As it was though very few people even have or need more than 1 GB memory. Do you will ever get the picture ?
How many people do you think need 64 bits journaling file system and all the stuff around if you cannot manage more than 1 GB of memory or 8 CPU ?
Looking professional ? Nope…
Kochise
Straw Man argument right there… your logic is flawed, so I’ll make a similarly flawed statement on point #4 (because I guess I’m also a troll).
1. Your original argument was Haiku sucks because it doesn’t support 8 CPUs and 1GB of ram (not to mention stating it pirated code from BeOS)
2. It has always supported more than 1GB of memory and also as many CPUs as you would ever care about.

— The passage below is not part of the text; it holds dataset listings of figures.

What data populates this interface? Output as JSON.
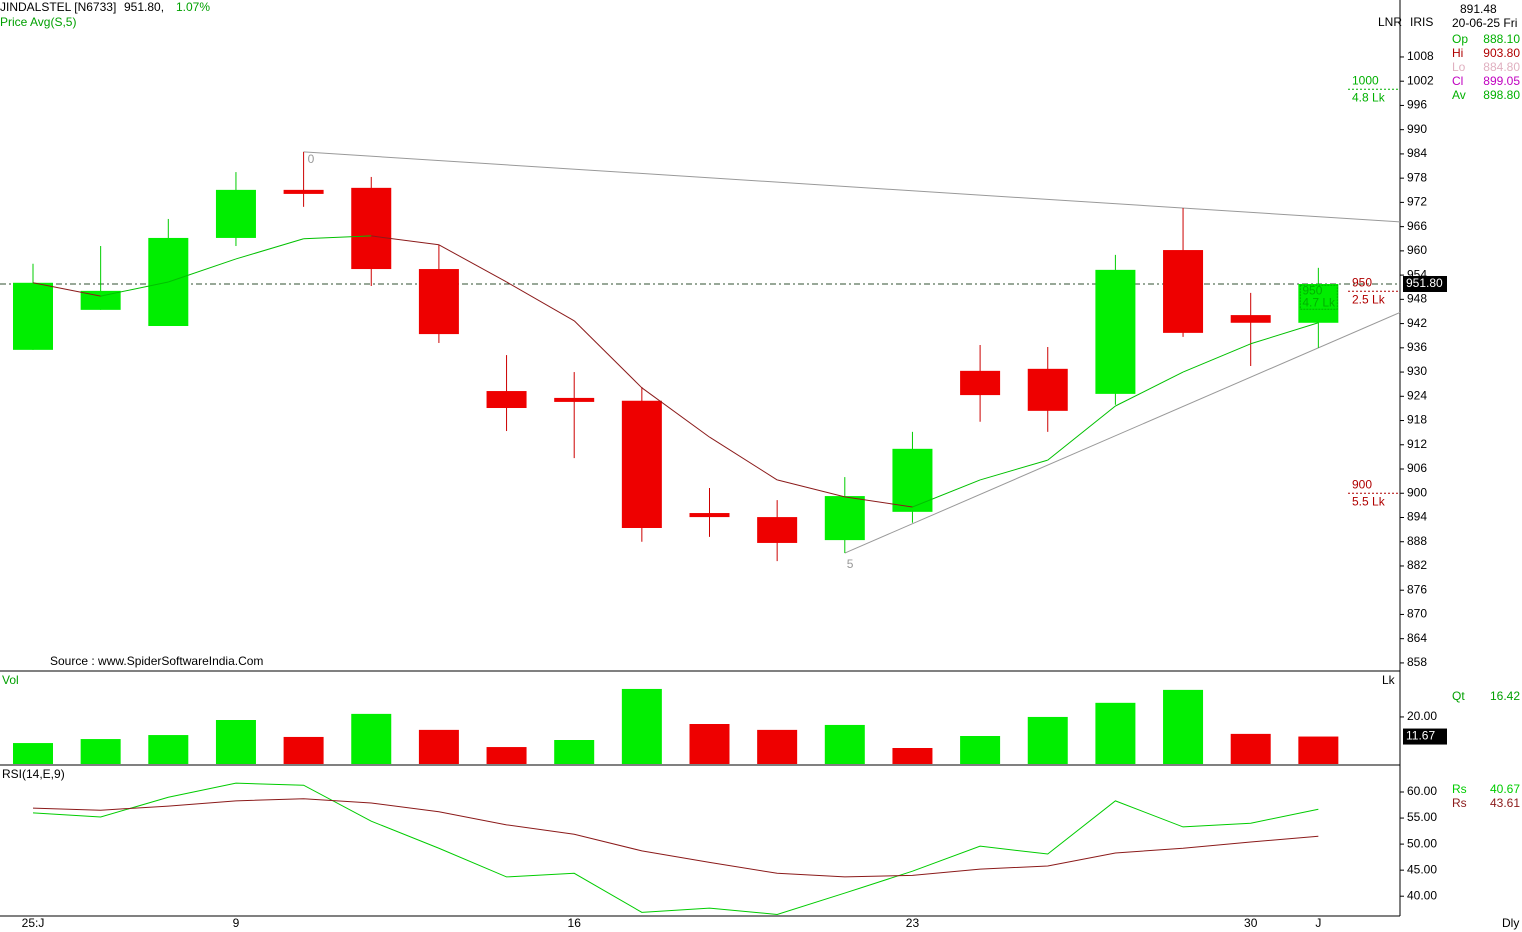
{
  "header": {
    "symbol": "JINDALSTEL [N6733]",
    "price": "951.80,",
    "change": "1.07%",
    "source": "Source : www.SpiderSoftwareIndia.Com"
  },
  "info_panel": {
    "mode": "LNR",
    "indicator": "IRIS",
    "cursor_price": "891.48",
    "date": "20-06-25 Fri",
    "rows": [
      {
        "label": "Op",
        "value": "888.10",
        "color": "#00b000"
      },
      {
        "label": "Hi",
        "value": "903.80",
        "color": "#b00000"
      },
      {
        "label": "Lo",
        "value": "884.80",
        "color": "#e0b0c0"
      },
      {
        "label": "Cl",
        "value": "899.05",
        "color": "#c000c0"
      },
      {
        "label": "Av",
        "value": "898.80",
        "color": "#00b000"
      }
    ],
    "period": "Dly"
  },
  "chart_data": [
    {
      "type": "candlestick",
      "categories": [
        "25:J",
        null,
        null,
        "9",
        null,
        null,
        null,
        null,
        "16",
        null,
        null,
        null,
        null,
        "23",
        null,
        null,
        null,
        null,
        "30",
        "J"
      ],
      "open": [
        935.5,
        945.4,
        941.4,
        963.2,
        975.1,
        975.6,
        955.5,
        925.3,
        923.6,
        922.9,
        895.1,
        894.1,
        888.4,
        895.4,
        930.3,
        930.8,
        924.6,
        960.2,
        944.1,
        942.2
      ],
      "high": [
        956.8,
        961.2,
        967.9,
        979.5,
        984.5,
        978.3,
        961.5,
        934.2,
        930.0,
        926.3,
        901.3,
        898.3,
        904.0,
        915.2,
        936.7,
        936.2,
        959.0,
        970.6,
        949.6,
        955.8
      ],
      "low": [
        935.5,
        945.4,
        941.4,
        961.2,
        970.9,
        951.3,
        937.2,
        915.4,
        908.7,
        888.0,
        889.2,
        883.2,
        885.2,
        892.7,
        917.7,
        915.2,
        921.9,
        938.7,
        931.5,
        936.0
      ],
      "close": [
        952.1,
        950.1,
        963.2,
        975.1,
        974.1,
        955.5,
        939.4,
        921.1,
        922.9,
        891.4,
        894.1,
        887.7,
        899.3,
        911.0,
        924.3,
        920.4,
        955.3,
        939.7,
        942.2,
        951.8
      ],
      "up_color": "#00ee00",
      "down_color": "#ee0000",
      "avg": {
        "name": "Price Avg(S,5)",
        "values": [
          952.1,
          948.8,
          952.3,
          958.0,
          963.0,
          963.7,
          961.5,
          952.3,
          942.7,
          926.1,
          913.9,
          903.3,
          899.1,
          896.6,
          903.3,
          908.2,
          921.6,
          930.0,
          937.0,
          942.2
        ],
        "up_color": "#00c000",
        "down_color": "#8b1a1a"
      },
      "ylim": [
        856,
        1022.1
      ],
      "yticks": [
        858,
        864,
        870,
        876,
        882,
        888,
        894,
        900,
        906,
        912,
        918,
        924,
        930,
        936,
        942,
        948,
        954,
        960,
        966,
        972,
        978,
        984,
        990,
        996,
        1002,
        1008
      ],
      "last_price": {
        "value": 951.8,
        "label": "951.80"
      },
      "level_labels": [
        {
          "value": 1000,
          "volume": "4.8 Lk",
          "color": "#00b000"
        },
        {
          "value": 950,
          "volume": "2.5 Lk",
          "color": "#b00000"
        },
        {
          "value": 900,
          "volume": "5.5 Lk",
          "color": "#b00000"
        }
      ],
      "current_label": {
        "value": 950,
        "volume": "4.7 Lk",
        "color": "#00b000"
      },
      "trendlines": [
        {
          "label": "0",
          "start": [
            4,
            984.5
          ],
          "end": [
            17,
            970.6
          ]
        },
        {
          "label": "5",
          "start": [
            12,
            885.2
          ],
          "end": [
            19,
            936.0
          ]
        }
      ]
    },
    {
      "type": "bar",
      "title": "Vol",
      "unit": "Lk",
      "values": [
        8.9,
        10.6,
        12.3,
        18.7,
        11.5,
        21.3,
        14.5,
        7.2,
        10.2,
        31.9,
        17.0,
        14.5,
        16.6,
        6.8,
        11.9,
        20.0,
        26.0,
        31.5,
        12.8,
        11.67
      ],
      "colors": [
        "#00ee00",
        "#00ee00",
        "#00ee00",
        "#00ee00",
        "#ee0000",
        "#00ee00",
        "#ee0000",
        "#ee0000",
        "#00ee00",
        "#00ee00",
        "#ee0000",
        "#ee0000",
        "#00ee00",
        "#ee0000",
        "#00ee00",
        "#00ee00",
        "#00ee00",
        "#00ee00",
        "#ee0000",
        "#ee0000"
      ],
      "ylim": [
        0,
        39.1
      ],
      "yticks": [
        {
          "value": 20,
          "label": "20.00"
        }
      ],
      "qt": {
        "label": "Qt",
        "value": 16.42
      }
    },
    {
      "type": "line",
      "title": "RSI(14,E,9)",
      "series": [
        {
          "name": "Rs",
          "color": "#00cc00",
          "legend_value": 40.67,
          "values": [
            56.0,
            55.2,
            59.0,
            61.7,
            61.3,
            54.4,
            49.2,
            43.7,
            44.4,
            36.9,
            37.7,
            36.5,
            40.6,
            44.8,
            49.6,
            48.1,
            58.3,
            53.3,
            54.0,
            56.7
          ]
        },
        {
          "name": "Rs",
          "color": "#8b1a1a",
          "legend_value": 43.61,
          "values": [
            56.9,
            56.5,
            57.3,
            58.3,
            58.7,
            57.9,
            56.2,
            53.7,
            51.9,
            48.7,
            46.5,
            44.4,
            43.7,
            44.0,
            45.2,
            45.8,
            48.3,
            49.2,
            50.4,
            51.5
          ]
        }
      ],
      "ylim": [
        36.2,
        64.8
      ],
      "yticks": [
        {
          "value": 40,
          "label": "40.00"
        },
        {
          "value": 45,
          "label": "45.00"
        },
        {
          "value": 50,
          "label": "50.00"
        },
        {
          "value": 55,
          "label": "55.00"
        },
        {
          "value": 60,
          "label": "60.00"
        }
      ]
    }
  ]
}
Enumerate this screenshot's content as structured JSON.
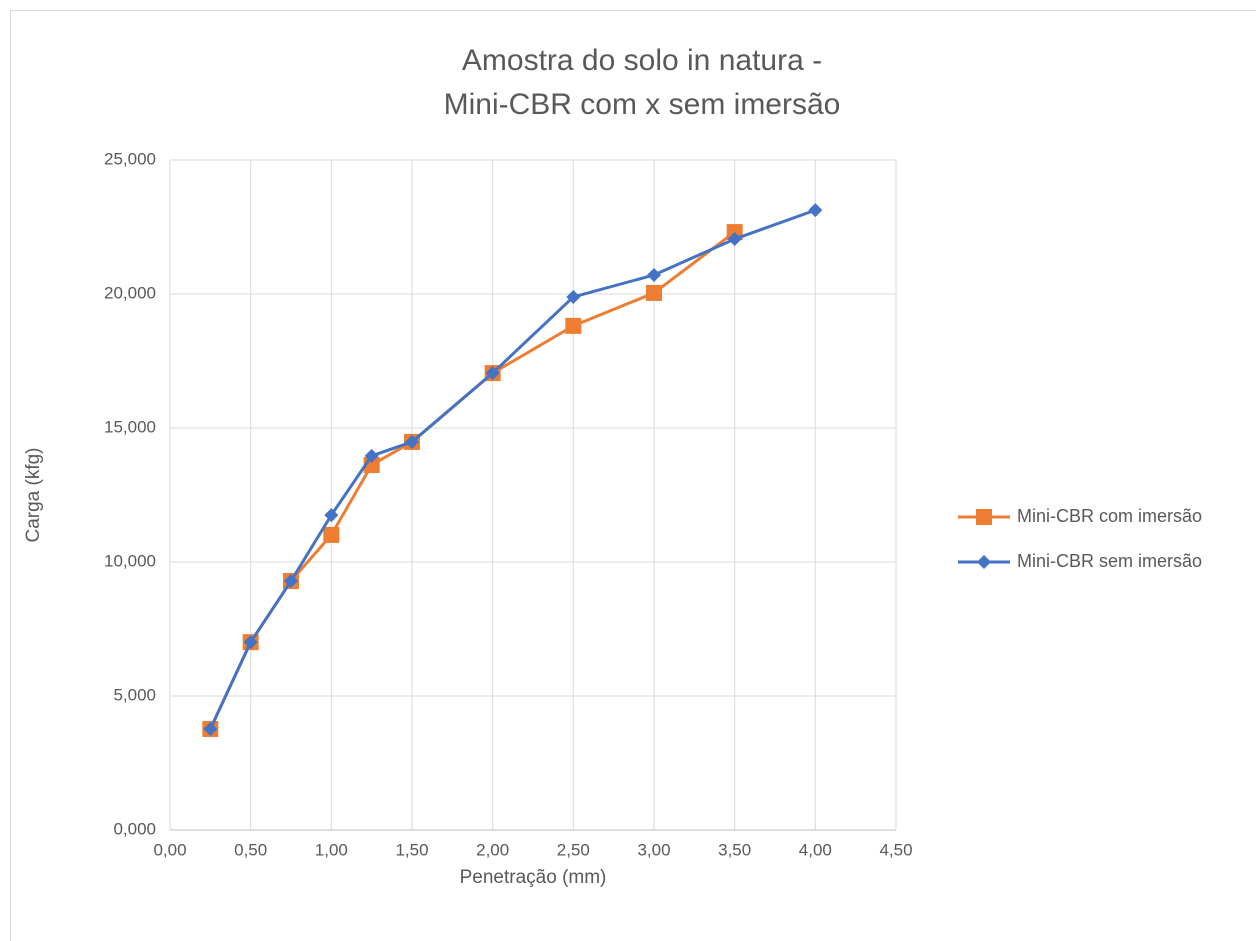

3. They finally made the 8+ CPUs addressable while keeping binary compatibility with BeOS, and the RAM limit has never been an issue for Haiku
4. Therefore you are going to make Haiku your next OS (whenever it gets to R1).
I just don’t see why you are still arguing Haiku sucks when the “underpaid” developers have addressed your every concern in these comments.
Flawed ? I think you showed more unreasonable logic than I.
Nope, by the time Haiku reach R1 I’ll have written my own OS in a fraction of 1733 years and $100k.
They just took 22 years to address them.